The Avian Flu outbreak, also known as avian influenza or bird flu, is a strain of influenza viruses primarily affecting birds. The origin of avian influenza, among birds, can be traced back to wild aquatic birds, particularly waterfowl such as ducks and geese, who serve as natural reservoirs for the virus. These birds can carry various strains of avian influenza viruses, including the highly pathogenic H5N1 strain, without showing symptoms of illness.

The most common strain responsible for outbreaks in poultry is the H5N1 virus. This virus has impacted millions of birds globally and is considered a “destructive serial killer virus”. (Lineke Begeman, BBC) It has spread to domestic poultry and cows leading to severe outbreaks.

In recent years, outbreaks of avian flu have occurred in various parts of the world, and the virus has been shown to occasionally infect humans. In April 2024, a farm worker in Texas became the second human in the US to ever contract H5N1. Contraction of the virus may be relatively low, but it has shown a high mortality rate among individuals who have caught it. More than 50% of people who have contracted this virus succumbed to it. It can spread through direct contact with infected birds or their droppings, as well as through contaminated surfaces and materials. 

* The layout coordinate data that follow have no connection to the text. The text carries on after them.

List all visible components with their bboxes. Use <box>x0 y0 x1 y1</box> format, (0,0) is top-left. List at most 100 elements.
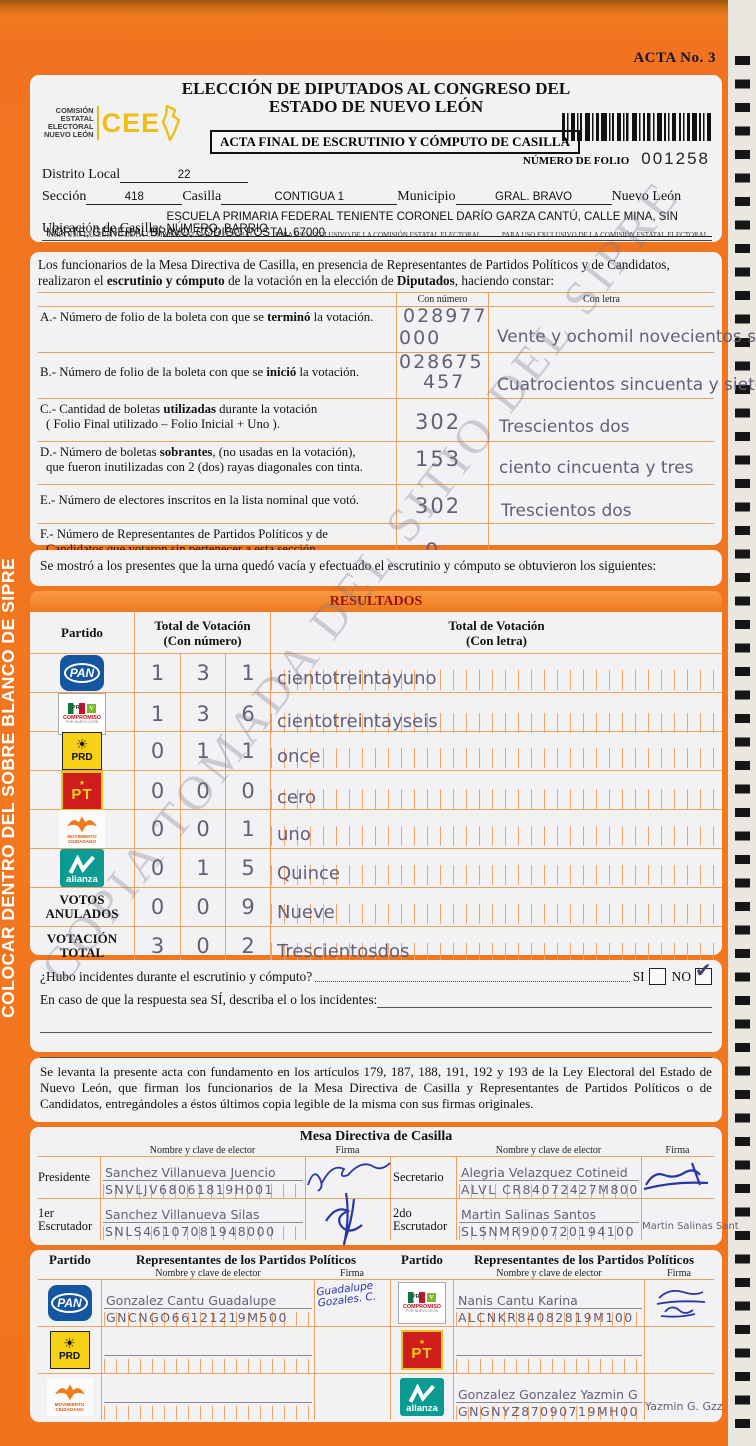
prd-logo-icon: ☀ PRD <box>62 732 102 770</box>
label-text: , (no usadas en la votación), <box>212 445 356 459</box>
digit: 3 <box>180 693 225 735</box>
col-nombre-clave: Nombre y clave de elector <box>496 1268 602 1279</box>
municipio-value: GRAL. BRAVO <box>455 191 612 205</box>
prd-text: PRD <box>71 752 93 763</box>
mc-logo: MOVIMIENTO CIUDADANO <box>30 810 134 848</box>
digit: 0 <box>150 779 165 803</box>
handwritten-clave: ALVL CR84072427M800 <box>461 1182 639 1197</box>
digit: 0 <box>180 810 225 848</box>
reps-title: Representantes de los Partidos Políticos <box>473 1252 695 1267</box>
casilla-label: Casilla <box>182 189 222 204</box>
constar-table-header: Con número Con letra <box>38 292 714 306</box>
mc-letra: uno <box>270 810 722 848</box>
row-b: B.- Número de folio de la boleta con que… <box>38 352 756 398</box>
label-line: VOTACIÓN <box>46 931 118 946</box>
representatives-panel: Partido Representantes de los Partidos P… <box>30 1250 723 1422</box>
intro-text: de la votación en la elección de <box>224 273 397 288</box>
comb-field <box>271 826 720 846</box>
timing-mark-strip <box>728 0 756 1446</box>
handwritten-number: 457 <box>423 371 466 393</box>
handwritten-number: 153 <box>415 447 462 471</box>
distrito-label: Distrito Local <box>42 167 121 182</box>
col-firma: Firma <box>335 1145 360 1156</box>
row-e-letra: Trescientos dos <box>488 485 714 523</box>
digit: 9 <box>225 888 270 926</box>
verde-box: V <box>427 1293 436 1302</box>
spacer <box>38 1268 102 1279</box>
col-con-numero: Con número <box>396 293 488 306</box>
seccion-row: Sección 418 Casilla CONTIGUA 1 Municipio… <box>42 189 712 205</box>
handwritten-clave: GNGNYZ87090719MH00 <box>458 1404 639 1419</box>
label-text2: que fueron inutilizadas con 2 (dos) raya… <box>46 459 363 474</box>
pan-rep-firma: Guadalupe Gozales. C. <box>314 1280 390 1326</box>
acta-final-box: ACTA FINAL DE ESCRUTINIO Y CÓMPUTO DE CA… <box>210 130 580 154</box>
role-secretario: Secretario <box>390 1157 456 1198</box>
row-a-number: 028977 000 <box>396 307 488 352</box>
mesa-title: Mesa Directiva de Casilla <box>299 1129 453 1144</box>
digit: 3 <box>180 654 225 692</box>
label-line: ANULADOS <box>45 906 119 921</box>
row-e-number: 302 <box>396 485 488 523</box>
row-b-letra: Cuatrocientos sincuenta y siete <box>488 353 756 398</box>
escrutador1-name-clave: Sanchez Villanueva Silas SNLS46107081948… <box>100 1199 305 1240</box>
alianza-logo-icon: alianza <box>400 1378 444 1416</box>
prd-logo: ☀ PRD <box>30 732 134 770</box>
label-line: TOTAL <box>59 945 105 960</box>
constar-intro: Los funcionarios de la Mesa Directiva de… <box>38 257 714 289</box>
mesa-row-1: Presidente Sanchez Villanueva Juencio SN… <box>38 1156 714 1198</box>
pan-text: PAN <box>51 1293 88 1313</box>
pan-logo-icon: PAN <box>47 1285 92 1321</box>
seccion-label: Sección <box>42 189 87 204</box>
digit: 0 <box>180 888 225 926</box>
urna-statement: Se mostró a los presentes que la urna qu… <box>40 558 657 573</box>
write-in-line <box>40 1008 712 1033</box>
handwritten-words: Trescientos dos <box>501 501 632 521</box>
label-bold: terminó <box>267 310 311 324</box>
prd-logo-icon: ☀ PRD <box>49 1331 90 1369</box>
acta-number: ACTA No. 3 <box>633 50 716 66</box>
write-in-line <box>377 993 712 1008</box>
label-text: D.- Número de boletas <box>40 445 160 459</box>
org-line: COMISIÓN <box>55 106 94 115</box>
pt-rep-name-clave <box>454 1327 644 1373</box>
star-icon: ★ <box>418 1338 426 1346</box>
pri-rep-firma <box>644 1280 714 1326</box>
reps-title: Representantes de los Partidos Políticos <box>135 1252 357 1267</box>
handwritten-clave: SLSNMR900720194100 <box>461 1224 636 1239</box>
mesa-row-2: 1er Escrutador Sanchez Villanueva Silas … <box>38 1192 739 1246</box>
sun-icon: ☀ <box>75 738 89 753</box>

Signs and symptoms of the infection in humans  

  • sore throat

  •  cough

  •  fever

  •  runny or stuffy nose 

  • headache 

  • muscle or body aches

  •  fatigue 

  • shortness of breath. 

  • Less common symptoms include nausea, vomiting, diarrhea and seizures.

Infections can range from no symptoms or mild illness, such as flu-like symptoms, to more severe illness, such as pneumonia. However, contracting this bird flu virus is rare and can be easily avoided through proper sanitation measures and cooking poultry and eggs to an internal temperature of 165˚F. 


-Let’s stay vigilant, stay informed, and together, we can keep ourselves and our feathered friends safe from this persistent threat. ;)


Bourke, I. (2024, April 30). “unprecedented”: How bird flu became an animal pandemic. BBC News.

 Centers for Disease Control and Prevention. (2024, April 26). H5N1 bird flu: Current situation summary. Centers for Disease Control and Prevention.

 Center for Food Safety and Applied Nutrition. (n.d.). Updates on highly pathogenic avian influenza (Hpai). U.S. Food and Drug Administration.